The riots killed three, left 80 others injured, and gutted over 100 houses and business establishments.

==Aftermath==

===9 August===
- A curfew was immediately imposed on the area and several changes were made in the administrative positions.

===10 August===
- Clashes continued in Paddar, with three injured.
- The state government stopped traffic along the national highway from Lakhanpur to Banihal and towards Doda and Kishtwar.
- Amarnath Yatra, a pilgrimage to the Amarnath Temple, was cancelled due to tensions in the district.
- The Government of Jammu and Kashmir announced ex-gratia relief of 500,000 rupees to the relatives of Aravind Kumar Bhagat.
- Educational institutions remained closed.

===11 August===
- Mobile phone and Internet communications were suspended.
- The curfew was extended to Udhampur, Samba, and Kathua, along with Bhaderwah town in Doda, affecting seven of ten districts in the Jammu region.
- BJP Leader of the Opposition in the Rajya Sabha Arun Jaitley was prevented from entering Kishtwar, to prevent further escalation of violence.

===12 August===
- Fresh violence broke out in Hidyal village, part of Kishtwar, where a Muslim mob consisting of armed members attacked a Hindu neighborhood. 10 injured, including an ASP.
- Minister of State for Home Sajad Kichloo resigned.

===14 August===
- Almost 150 people were arrested, including some local Hurriyat leaders, as the police cracked down on miscreants responsible for violence in the region.
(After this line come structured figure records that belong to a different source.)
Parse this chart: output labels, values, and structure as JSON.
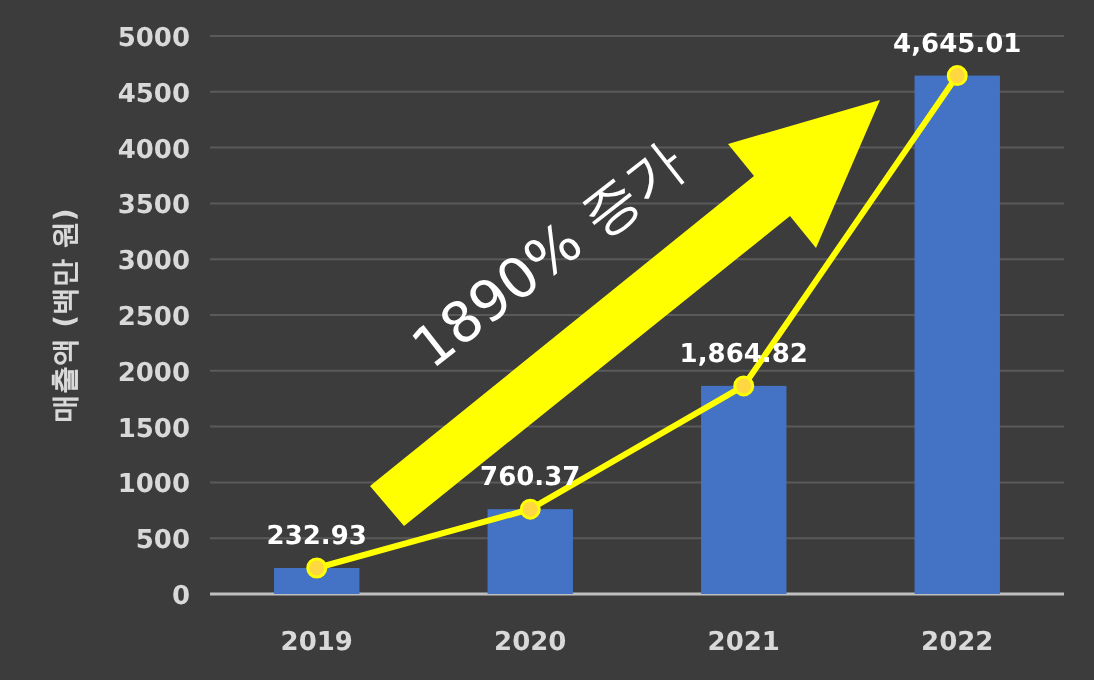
{
  "chart_data": {
    "type": "bar",
    "ylabel": "매출액 (백만 원)",
    "categories": [
      "2019",
      "2020",
      "2021",
      "2022"
    ],
    "series": [
      {
        "color": "#4472c4",
        "values": [
          232.93,
          760.37,
          1864.82,
          4645.01
        ],
        "value_labels": [
          "232.93",
          "760.37",
          "1,864.82",
          "4,645.01"
        ]
      },
      {
        "type": "line",
        "color": "#ffff00",
        "marker": "circle",
        "values": [
          232.93,
          760.37,
          1864.82,
          4645.01
        ]
      }
    ],
    "ylim": [
      0,
      5000
    ],
    "yticks": [
      0,
      500,
      1000,
      1500,
      2000,
      2500,
      3000,
      3500,
      4000,
      4500,
      5000
    ],
    "grid": "y",
    "annotations": [
      "1890% 증가"
    ]
  }
}
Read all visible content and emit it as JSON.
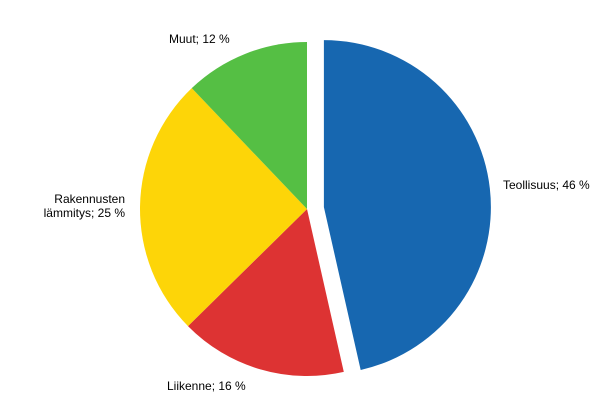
{
  "chart_data": {
    "type": "pie",
    "title": "",
    "slices": [
      {
        "label": "Teollisuus",
        "label_lines": [
          "Teollisuus; 46 %"
        ],
        "value": 46,
        "color": "#1767b0",
        "exploded": true
      },
      {
        "label": "Liikenne",
        "label_lines": [
          "Liikenne; 16 %"
        ],
        "value": 16,
        "color": "#dd3333",
        "exploded": false
      },
      {
        "label": "Rakennusten lämmitys",
        "label_lines": [
          "Rakennusten",
          "lämmitys; 25 %"
        ],
        "value": 25,
        "color": "#fdd508",
        "exploded": false
      },
      {
        "label": "Muut",
        "label_lines": [
          "Muut; 12 %"
        ],
        "value": 12,
        "color": "#55bf44",
        "exploded": false
      }
    ],
    "unit": "%",
    "start_angle": "12 o'clock",
    "direction": "clockwise",
    "legend": "none"
  }
}
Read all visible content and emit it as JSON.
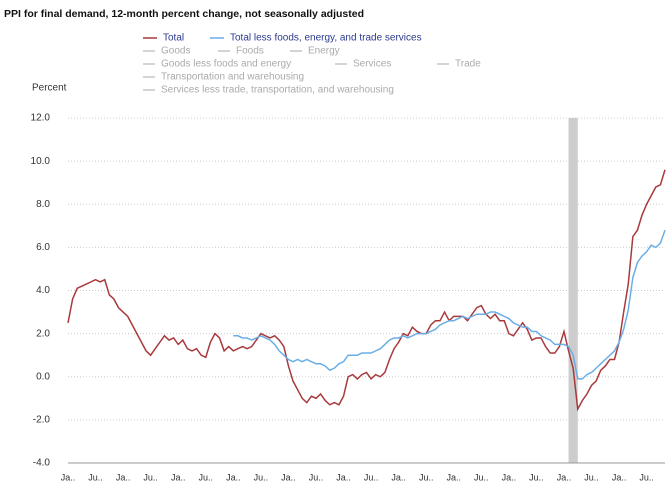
{
  "chart_data": {
    "type": "line",
    "title": "PPI for final demand, 12-month percent change, not seasonally adjusted",
    "y_label": "Percent",
    "categories": [
      "Ja..",
      null,
      null,
      null,
      null,
      null,
      "Ju..",
      null,
      null,
      null,
      null,
      null,
      "Ja..",
      null,
      null,
      null,
      null,
      null,
      "Ju..",
      null,
      null,
      null,
      null,
      null,
      "Ja..",
      null,
      null,
      null,
      null,
      null,
      "Ju..",
      null,
      null,
      null,
      null,
      null,
      "Ja..",
      null,
      null,
      null,
      null,
      null,
      "Ju..",
      null,
      null,
      null,
      null,
      null,
      "Ja..",
      null,
      null,
      null,
      null,
      null,
      "Ju..",
      null,
      null,
      null,
      null,
      null,
      "Ja..",
      null,
      null,
      null,
      null,
      null,
      "Ju..",
      null,
      null,
      null,
      null,
      null,
      "Ja..",
      null,
      null,
      null,
      null,
      null,
      "Ju..",
      null,
      null,
      null,
      null,
      null,
      "Ja..",
      null,
      null,
      null,
      null,
      null,
      "Ju..",
      null,
      null,
      null,
      null,
      null,
      "Ja..",
      null,
      null,
      null,
      null,
      null,
      "Ju..",
      null,
      null,
      null,
      null,
      null,
      "Ja..",
      null,
      null,
      null,
      null,
      null,
      "Ju..",
      null,
      null,
      null,
      null,
      null,
      "Ja..",
      null,
      null,
      null,
      null,
      null,
      "Ju..",
      null,
      null,
      null,
      null
    ],
    "series": [
      {
        "name": "Total",
        "color": "#a8393c",
        "values": [
          2.5,
          3.6,
          4.1,
          4.2,
          4.3,
          4.4,
          4.5,
          4.4,
          4.5,
          3.8,
          3.6,
          3.2,
          3.0,
          2.8,
          2.4,
          2.0,
          1.6,
          1.2,
          1.0,
          1.3,
          1.6,
          1.9,
          1.7,
          1.8,
          1.5,
          1.7,
          1.3,
          1.2,
          1.3,
          1.0,
          0.9,
          1.6,
          2.0,
          1.8,
          1.2,
          1.4,
          1.2,
          1.3,
          1.4,
          1.3,
          1.4,
          1.7,
          2.0,
          1.9,
          1.8,
          1.9,
          1.7,
          1.4,
          0.5,
          -0.2,
          -0.6,
          -1.0,
          -1.2,
          -0.9,
          -1.0,
          -0.8,
          -1.1,
          -1.3,
          -1.2,
          -1.3,
          -0.9,
          0.0,
          0.1,
          -0.1,
          0.1,
          0.2,
          -0.1,
          0.1,
          0.0,
          0.2,
          0.8,
          1.3,
          1.6,
          2.0,
          1.9,
          2.3,
          2.1,
          2.0,
          2.0,
          2.4,
          2.6,
          2.6,
          3.0,
          2.6,
          2.8,
          2.8,
          2.8,
          2.6,
          2.9,
          3.2,
          3.3,
          2.9,
          2.7,
          2.9,
          2.6,
          2.6,
          2.0,
          1.9,
          2.2,
          2.5,
          2.2,
          1.7,
          1.8,
          1.8,
          1.4,
          1.1,
          1.1,
          1.4,
          2.1,
          1.2,
          0.4,
          -1.5,
          -1.1,
          -0.8,
          -0.4,
          -0.2,
          0.3,
          0.5,
          0.8,
          0.8,
          1.6,
          3.0,
          4.3,
          6.5,
          6.8,
          7.5,
          8.0,
          8.4,
          8.8,
          8.9,
          9.6
        ]
      },
      {
        "name": "Total less foods, energy, and trade services",
        "color": "#6aaee6",
        "values": [
          null,
          null,
          null,
          null,
          null,
          null,
          null,
          null,
          null,
          null,
          null,
          null,
          null,
          null,
          null,
          null,
          null,
          null,
          null,
          null,
          null,
          null,
          null,
          null,
          null,
          null,
          null,
          null,
          null,
          null,
          null,
          null,
          null,
          null,
          null,
          null,
          1.9,
          1.9,
          1.8,
          1.8,
          1.7,
          1.8,
          1.9,
          1.8,
          1.7,
          1.5,
          1.2,
          1.0,
          0.8,
          0.7,
          0.8,
          0.7,
          0.8,
          0.7,
          0.6,
          0.6,
          0.5,
          0.3,
          0.4,
          0.6,
          0.7,
          1.0,
          1.0,
          1.0,
          1.1,
          1.1,
          1.1,
          1.2,
          1.3,
          1.5,
          1.7,
          1.8,
          1.8,
          1.9,
          1.8,
          1.9,
          2.0,
          2.0,
          2.0,
          2.1,
          2.2,
          2.4,
          2.5,
          2.6,
          2.6,
          2.7,
          2.8,
          2.7,
          2.8,
          2.9,
          2.9,
          2.9,
          3.0,
          3.0,
          2.9,
          2.8,
          2.7,
          2.5,
          2.4,
          2.3,
          2.3,
          2.1,
          2.1,
          1.9,
          1.8,
          1.7,
          1.5,
          1.5,
          1.5,
          1.4,
          1.0,
          -0.1,
          -0.1,
          0.1,
          0.2,
          0.4,
          0.6,
          0.8,
          1.0,
          1.2,
          1.6,
          2.2,
          3.1,
          4.6,
          5.3,
          5.6,
          5.8,
          6.1,
          6.0,
          6.2,
          6.8
        ]
      }
    ],
    "legend_inactive": [
      {
        "name": "Goods",
        "color": "#aaaaaa"
      },
      {
        "name": "Foods",
        "color": "#aaaaaa"
      },
      {
        "name": "Energy",
        "color": "#aaaaaa"
      },
      {
        "name": "Goods less foods and energy",
        "color": "#aaaaaa"
      },
      {
        "name": "Services",
        "color": "#aaaaaa"
      },
      {
        "name": "Trade",
        "color": "#aaaaaa"
      },
      {
        "name": "Transportation and warehousing",
        "color": "#aaaaaa"
      },
      {
        "name": "Services less trade, transportation, and warehousing",
        "color": "#aaaaaa"
      }
    ],
    "recession": {
      "start": 109,
      "end": 111,
      "color": "#cccccc"
    },
    "ylim": [
      -4,
      12
    ],
    "yticks": [
      {
        "value": -4,
        "label": "-4.0"
      },
      {
        "value": -2,
        "label": "-2.0"
      },
      {
        "value": 0,
        "label": "0.0"
      },
      {
        "value": 2,
        "label": "2.0"
      },
      {
        "value": 4,
        "label": "4.0"
      },
      {
        "value": 6,
        "label": "6.0"
      },
      {
        "value": 8,
        "label": "8.0"
      },
      {
        "value": 10,
        "label": "10.0"
      },
      {
        "value": 12,
        "label": "12.0"
      }
    ],
    "grid": true
  }
}
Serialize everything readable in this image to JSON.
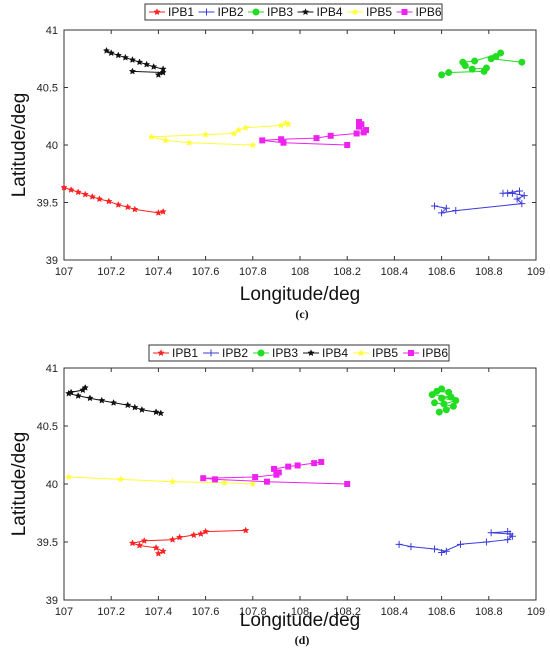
{
  "chart_data": [
    {
      "type": "line",
      "panel_label": "(c)",
      "xlabel": "Longitude/deg",
      "ylabel": "Latitude/deg",
      "xlim": [
        107,
        109
      ],
      "ylim": [
        39,
        41
      ],
      "xticks": [
        "107",
        "107.2",
        "107.4",
        "107.6",
        "107.8",
        "108",
        "108.2",
        "108.4",
        "108.6",
        "108.8",
        "109"
      ],
      "yticks": [
        "39",
        "39.5",
        "40",
        "40.5",
        "41"
      ],
      "legend_position": "top",
      "series": [
        {
          "name": "IPB1",
          "color": "#ff2020",
          "marker": "star",
          "x": [
            107.0,
            107.03,
            107.06,
            107.09,
            107.12,
            107.15,
            107.19,
            107.23,
            107.27,
            107.3,
            107.4,
            107.42
          ],
          "y": [
            39.63,
            39.61,
            39.59,
            39.57,
            39.55,
            39.53,
            39.51,
            39.48,
            39.46,
            39.44,
            39.41,
            39.42
          ]
        },
        {
          "name": "IPB2",
          "color": "#3b3bdc",
          "marker": "plus",
          "x": [
            108.57,
            108.62,
            108.6,
            108.66,
            108.94,
            108.92,
            108.95,
            108.9,
            108.88,
            108.93,
            108.86
          ],
          "y": [
            39.47,
            39.45,
            39.41,
            39.43,
            39.49,
            39.53,
            39.56,
            39.58,
            39.58,
            39.6,
            39.58
          ]
        },
        {
          "name": "IPB3",
          "color": "#22dd22",
          "marker": "circle",
          "x": [
            108.6,
            108.63,
            108.78,
            108.79,
            108.73,
            108.7,
            108.69,
            108.74,
            108.85,
            108.83,
            108.81,
            108.94
          ],
          "y": [
            40.61,
            40.63,
            40.64,
            40.67,
            40.66,
            40.69,
            40.72,
            40.73,
            40.8,
            40.77,
            40.75,
            40.72
          ]
        },
        {
          "name": "IPB4",
          "color": "#111111",
          "marker": "star",
          "x": [
            107.18,
            107.2,
            107.23,
            107.26,
            107.29,
            107.32,
            107.35,
            107.38,
            107.42,
            107.4,
            107.42,
            107.29
          ],
          "y": [
            40.82,
            40.8,
            40.78,
            40.76,
            40.74,
            40.72,
            40.7,
            40.68,
            40.66,
            40.61,
            40.63,
            40.64
          ]
        },
        {
          "name": "IPB5",
          "color": "#ffff33",
          "marker": "star",
          "x": [
            107.8,
            107.53,
            107.43,
            107.37,
            107.6,
            107.72,
            107.74,
            107.77,
            107.92,
            107.95,
            107.94
          ],
          "y": [
            40.0,
            40.02,
            40.04,
            40.07,
            40.09,
            40.1,
            40.13,
            40.15,
            40.17,
            40.18,
            40.19
          ]
        },
        {
          "name": "IPB6",
          "color": "#ee22ee",
          "marker": "square",
          "x": [
            108.2,
            107.93,
            107.84,
            107.92,
            108.07,
            108.13,
            108.24,
            108.27,
            108.28,
            108.25,
            108.26,
            108.25
          ],
          "y": [
            40.0,
            40.02,
            40.04,
            40.05,
            40.06,
            40.08,
            40.1,
            40.11,
            40.13,
            40.16,
            40.18,
            40.2
          ]
        }
      ]
    },
    {
      "type": "line",
      "panel_label": "(d)",
      "xlabel": "Longitude/deg",
      "ylabel": "Latitude/deg",
      "xlim": [
        107,
        109
      ],
      "ylim": [
        39,
        41
      ],
      "xticks": [
        "107",
        "107.2",
        "107.4",
        "107.6",
        "107.8",
        "108",
        "108.2",
        "108.4",
        "108.6",
        "108.8",
        "109"
      ],
      "yticks": [
        "39",
        "39.5",
        "40",
        "40.5",
        "41"
      ],
      "legend_position": "top",
      "series": [
        {
          "name": "IPB1",
          "color": "#ff2020",
          "marker": "star",
          "x": [
            107.77,
            107.6,
            107.58,
            107.55,
            107.49,
            107.46,
            107.34,
            107.29,
            107.32,
            107.39,
            107.42,
            107.4
          ],
          "y": [
            39.6,
            39.59,
            39.57,
            39.56,
            39.54,
            39.52,
            39.51,
            39.49,
            39.47,
            39.45,
            39.42,
            39.4
          ]
        },
        {
          "name": "IPB2",
          "color": "#3b3bdc",
          "marker": "plus",
          "x": [
            108.42,
            108.47,
            108.57,
            108.62,
            108.6,
            108.68,
            108.79,
            108.88,
            108.9,
            108.89,
            108.81,
            108.88
          ],
          "y": [
            39.48,
            39.46,
            39.44,
            39.42,
            39.41,
            39.48,
            39.5,
            39.52,
            39.55,
            39.57,
            39.58,
            39.59
          ]
        },
        {
          "name": "IPB3",
          "color": "#22dd22",
          "marker": "circle",
          "x": [
            108.59,
            108.62,
            108.65,
            108.57,
            108.61,
            108.66,
            108.6,
            108.64,
            108.56,
            108.58,
            108.63,
            108.6
          ],
          "y": [
            40.62,
            40.64,
            40.67,
            40.7,
            40.69,
            40.72,
            40.74,
            40.75,
            40.77,
            40.8,
            40.79,
            40.82
          ]
        },
        {
          "name": "IPB4",
          "color": "#111111",
          "marker": "star",
          "x": [
            107.09,
            107.08,
            107.03,
            107.02,
            107.06,
            107.11,
            107.16,
            107.21,
            107.27,
            107.3,
            107.33,
            107.39,
            107.41
          ],
          "y": [
            40.83,
            40.81,
            40.79,
            40.78,
            40.76,
            40.74,
            40.72,
            40.7,
            40.68,
            40.66,
            40.64,
            40.62,
            40.61
          ]
        },
        {
          "name": "IPB5",
          "color": "#ffff33",
          "marker": "star",
          "x": [
            107.02,
            107.24,
            107.46,
            107.68,
            107.8
          ],
          "y": [
            40.06,
            40.04,
            40.02,
            40.01,
            40.0
          ]
        },
        {
          "name": "IPB6",
          "color": "#ee22ee",
          "marker": "square",
          "x": [
            108.2,
            107.86,
            107.64,
            107.59,
            107.81,
            107.9,
            107.91,
            107.89,
            107.95,
            107.99,
            108.06,
            108.09
          ],
          "y": [
            40.0,
            40.02,
            40.04,
            40.05,
            40.06,
            40.08,
            40.1,
            40.13,
            40.15,
            40.16,
            40.18,
            40.19
          ]
        }
      ]
    }
  ]
}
Over 100 people involved in stone pelting and arson were arrested in several parts of the Jammu region.
- Internet services for mobile phone and Wi-Fi users remained suspended for the fourth day across Jammu and Kashmir. Internet speeds for broadband services were reduced to check the upload of objectionable material to social networking sites.

===15 August===
- The curfew was lifted in seven districts of the Jammu region, except for Kishtwar, where a 4-hour morning relaxation is given.

==Arrests==
As of August 13, 2013, a total of 141 people had been taken into custody, in connection with the incidents. Nearly 40 weapons looted from a Kishtwar arms shop remained missing.

===Administrative failure===
Administrative failure was cited as the reason for Kishtwar clashes. The Central Security establishment mentioned issues such as:
1. Low police strength.
2. Possible failures in assessing the gravity of the situation, related to lack of staff during Eid.
3. Failure to call in the two companies of Sashastra Seema Bal deployed in the area as reinforcement.
4. No deployment of CRPF in the district. The CRPF, which had 60 companies in the state to maintain law and order, was called into Kishtwar on only the second day of the riots.

The home ministry had issued an advisory asking the Government of Jammu and Kashmir to prevent violence from spreading further by deploying adequate forces in all parts of the state.

==Reactions==
The reactions of some politicians are listed below in their original form.
"Oh that's right they can't because their star PM hopeful waited days to call out the army & has yet to apologise. Hypocrites."
— Omar Abdullah

"During such processions, some hot-headed people always make demands of 'azadi'. It happens virtually every Friday...Since information moves very fast these days, tension spread to other parts of the town. It became difficult for the police to control it. Then, the Army was called. The Army conducted a flag march at 5.30 pm and imposed strict curfews thereby bringing the situation under control."
— P. Chidambaram

"When the riots occurred in Gujarat in 2002, the Army was not allowed inside. No one from outside was allowed to enter Ahmedabad. And Gujarat is not a property of Modi."